Tra i momenti più rilevanti dal punto di vista della pubblicistica di quel periodo, Romagnino segnala la direzione di Jago Siotto a L’Unione Sarda, che sancì un netto cambio rispetto al passato con uno spostamento su posizioni progressiste e la pubblicazione sull’edizione sassarese de Il Solco di un articolo firmato da Felice Solinas intitolato ‘’Democratizzare la scuola’’ in cui Solinas ribadisce con fermezza la necessità di “costruire la scuola sul campo della democrazia”e auspica fortemente “la completa trasformazione della scuola in senso democratico”. Dalla stampa locale si ritorna per il gran finale a disquisire di letteratura e, in particolare, dei caffè letterari – tra i più amati ‘’Il Caffè Genovese’’ e il ‘’Bar Pasubio’’ – frequentati da intellettuali del calibro del più volte menzionato Salvatore Cambosu, Renzo Laconi, Luigi Pirastu, Sebastiano Dessanay, Francesco Alziator, Giovanni Pepitoni, Marcello Serra, Umberto Cardia e altri. Era una città decisamente diversa rispetto a ora puntualizza Romagnino, che scrive: “La Cagliari di allora era tutta in quelle misurate economie, nelle modeste gioie d’una vita raccolta di studio, lavoro, piccoli svaghi, con il mare e il maestrale che ritmavano le stagioni”. E se si parla di svaghi, viene naturale fare riferimento al settore teatrale che, sia per quel che riguarda il teatro drammatico che comico, riesce a penetrare immediatamente tra classi sociali diverse a differenza dei caffè letterari maggiormente elitari.

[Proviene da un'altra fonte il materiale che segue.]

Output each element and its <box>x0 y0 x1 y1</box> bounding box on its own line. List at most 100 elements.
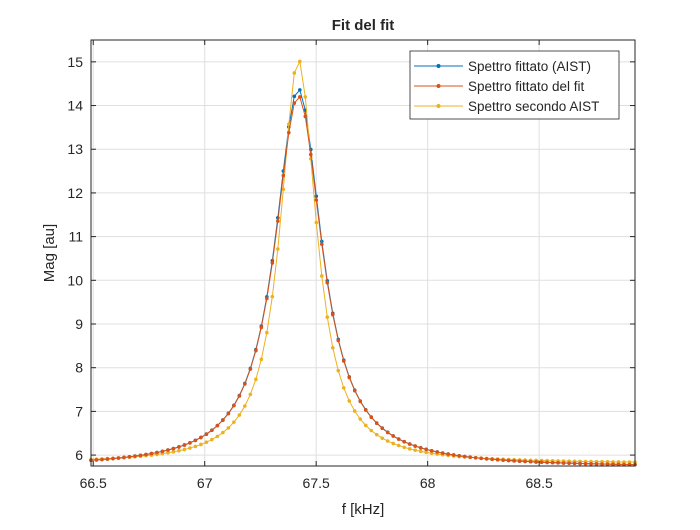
data-point <box>221 418 225 423</box>
data-point <box>385 430 390 435</box>
x-tick-label: 68 <box>420 475 436 491</box>
data-point <box>149 451 154 456</box>
data-point <box>490 457 494 462</box>
legend-label-fit-of-fit: Spettro fittato del fit <box>468 79 585 94</box>
data-point <box>177 445 181 449</box>
series-line <box>90 88 636 466</box>
data-point <box>363 423 368 428</box>
data-point <box>248 367 253 371</box>
data-point <box>265 296 269 301</box>
data-point <box>204 432 209 437</box>
data-point <box>171 446 176 451</box>
data-point <box>292 71 297 75</box>
data-point <box>292 94 297 99</box>
x-tick-label: 68.5 <box>526 475 553 491</box>
y-tick-label: 8 <box>75 360 83 376</box>
data-point <box>413 448 418 452</box>
y-tick-label: 11 <box>68 229 83 245</box>
data-point <box>144 452 148 457</box>
data-point <box>374 421 379 426</box>
data-point <box>182 447 187 452</box>
data-point <box>512 459 516 463</box>
series-0 <box>89 88 637 467</box>
data-point <box>243 404 247 408</box>
data-point <box>363 408 368 412</box>
data-point <box>561 461 566 465</box>
data-point <box>369 415 374 420</box>
data-point <box>232 420 236 424</box>
data-point <box>352 409 357 413</box>
y-axis-label: Mag [au] <box>41 224 58 282</box>
y-tick-label: 6 <box>75 447 83 463</box>
data-point <box>94 458 99 462</box>
legend-marker-aist-fit <box>436 64 441 68</box>
data-point <box>127 455 132 459</box>
data-point <box>298 59 302 64</box>
series-1 <box>89 95 637 467</box>
y-tick-label: 12 <box>67 185 83 201</box>
data-point <box>199 435 203 440</box>
data-point <box>193 438 198 443</box>
data-point <box>259 325 264 330</box>
data-point <box>138 453 143 458</box>
data-point <box>473 455 478 460</box>
data-point <box>270 261 275 265</box>
data-point <box>314 220 319 225</box>
data-point <box>396 443 401 448</box>
data-point <box>391 441 396 446</box>
data-point <box>160 449 165 454</box>
data-point <box>352 388 357 393</box>
chart-title: Fit del fit <box>332 17 395 34</box>
data-point <box>385 439 390 443</box>
data-point <box>534 460 538 464</box>
data-point <box>418 449 423 454</box>
data-point <box>133 454 137 458</box>
data-point <box>572 461 577 466</box>
data-point <box>517 459 522 463</box>
y-tick-label: 15 <box>67 54 83 70</box>
y-tick-label: 9 <box>75 316 83 332</box>
data-point <box>298 95 302 99</box>
data-point <box>226 426 231 430</box>
data-point <box>226 411 231 416</box>
data-point <box>605 462 610 466</box>
data-point <box>188 441 192 445</box>
y-tick-label: 13 <box>67 141 83 157</box>
series-line <box>90 95 636 466</box>
data-point <box>166 450 170 455</box>
data-point <box>539 460 544 464</box>
data-point <box>237 394 242 398</box>
y-tick-label: 14 <box>67 98 83 114</box>
data-point <box>374 432 379 437</box>
legend-marker-fit-of-fit <box>436 84 441 88</box>
data-point <box>319 274 324 278</box>
series-layer <box>89 59 637 467</box>
data-point <box>347 375 352 380</box>
data-point <box>495 457 500 462</box>
data-point <box>528 459 533 464</box>
data-point <box>402 439 407 444</box>
data-point <box>347 399 352 403</box>
data-point <box>523 459 527 464</box>
data-point <box>325 280 330 285</box>
data-point <box>391 434 396 438</box>
data-point <box>171 450 176 454</box>
x-tick-label: 67 <box>197 475 213 491</box>
data-point <box>550 460 555 465</box>
data-point <box>215 423 220 428</box>
data-point <box>484 457 489 461</box>
x-tick-label: 67.5 <box>303 475 330 491</box>
y-tick-label: 10 <box>67 272 83 288</box>
data-point <box>358 417 363 421</box>
legend-marker-aist-spectrum <box>436 104 441 108</box>
data-point <box>270 294 275 299</box>
data-point <box>210 437 214 442</box>
legend-box <box>409 50 620 120</box>
data-point <box>111 456 115 461</box>
data-point <box>380 436 385 440</box>
data-point <box>627 462 632 467</box>
data-point <box>369 428 374 433</box>
data-point <box>506 458 511 463</box>
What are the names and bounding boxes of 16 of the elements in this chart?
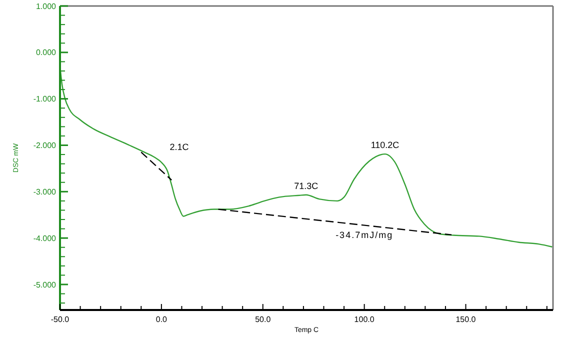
x-tick-label: 0.0 (156, 315, 168, 324)
y-tick-label: -1.000 (33, 94, 57, 104)
x-tick-label: 50.0 (255, 315, 272, 324)
x-tick-label: 100.0 (354, 315, 375, 324)
annotation: 2.1C (170, 142, 190, 152)
annotation: -34.7mJ/mg (336, 230, 394, 240)
annotation: 110.2C (370, 140, 400, 150)
x-tick-label: 150.0 (456, 315, 476, 324)
y-tick-label: -4.000 (33, 234, 57, 243)
y-tick-label: 1.000 (36, 2, 57, 11)
y-tick-label: 0.000 (36, 48, 57, 58)
y-tick-label: -2.000 (33, 141, 57, 150)
x-tick-label: -50.0 (50, 315, 70, 324)
annotation: 71.3C (294, 180, 319, 191)
y-tick-label: -3.000 (33, 187, 57, 196)
y-tick-label: -5.000 (33, 280, 57, 290)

Una delle polemiche più pungenti di questo periodo è quella tra il futurista Gaetano Pattarozzi, poeta cagliaritano autore dell’Aereopoema futurista della Sardegna, e Cambosu che in ‘’Miele amaro’’ lo indicava come prova del vizio dei cagliaritani di raccogliere con entusiasmo tutto ciò che da altre parti è ormai tramontato. Tornado al teatro, si parla del Politeama Regina Margherita e del Teatro Civico, ma anche della passione dei cittadini per il teatro lirico e in particolare per il tenore Piero Schiavazzi di cui nel 2025 ricorrono i 150 anni dalla nascita, senza dimenticare anche l’attore Gianni Agus che raccolse grandi consensi esibendosi nei teatri della Manifattura dei Tabacchi, delle Saline, delle Ferrovie e della Società Elettrica. Le ultime righe dell’opera sono ancora una volta rivolte alla letteratura con Romagnino che ribadisce il valore di poeti di spessore come Aquilino Cannas, Benvenuto Lobina, Gavino Leo, Mercedes Mundula, Giaime Pintor, Raimondo Manelli per poi concentrarsi sull’attualità affrontando lo sviluppo del genere noir e l’affermazione di nuovi talenti della narrativa isolana come Salvatore Niffoi, Flavio Soriga, Giorgio Todde, Nicola Lecca, Luciano Marroccu. A distanza di vent’anni dalla sua prima pubblicazione, risalente al febbraio del 2005 accompagnata anche dal dvd del video ‘’Je préfère le bruit de la mer’’ con la regia di Peter Marcias, il libro di Antonio Romagnino è un invito per tutti i cagliaritani a non dimenticarsi di ciò che è stato, perché proprio dal passato tanto si può imparare, traendo nuova linfa per il domani. Non è un semplice elenco di quel che c’era nella Cagliari dell’Ottocento e del Novecento ma un appello garbato e al contempo risoluto ad agire per renderla realmente migliore, consapevoli che, come diceva una personalità di grande valore quale il fondatore de Il Manifesto Luigi Pintor nella sua opera ‘’Il nespolo’’, agire vuol dire smuovere, influire, cambiare. Cambiare, sì, ma concretamente giorno dopo giorno e non solamente con proclami vacui, perché un’azione per essere davvero tale deve avere un’incidenza, altrimenti rischia solamente di essere una mascheratura ben riuscita, l’ennesima, di inerzia e sciatteria.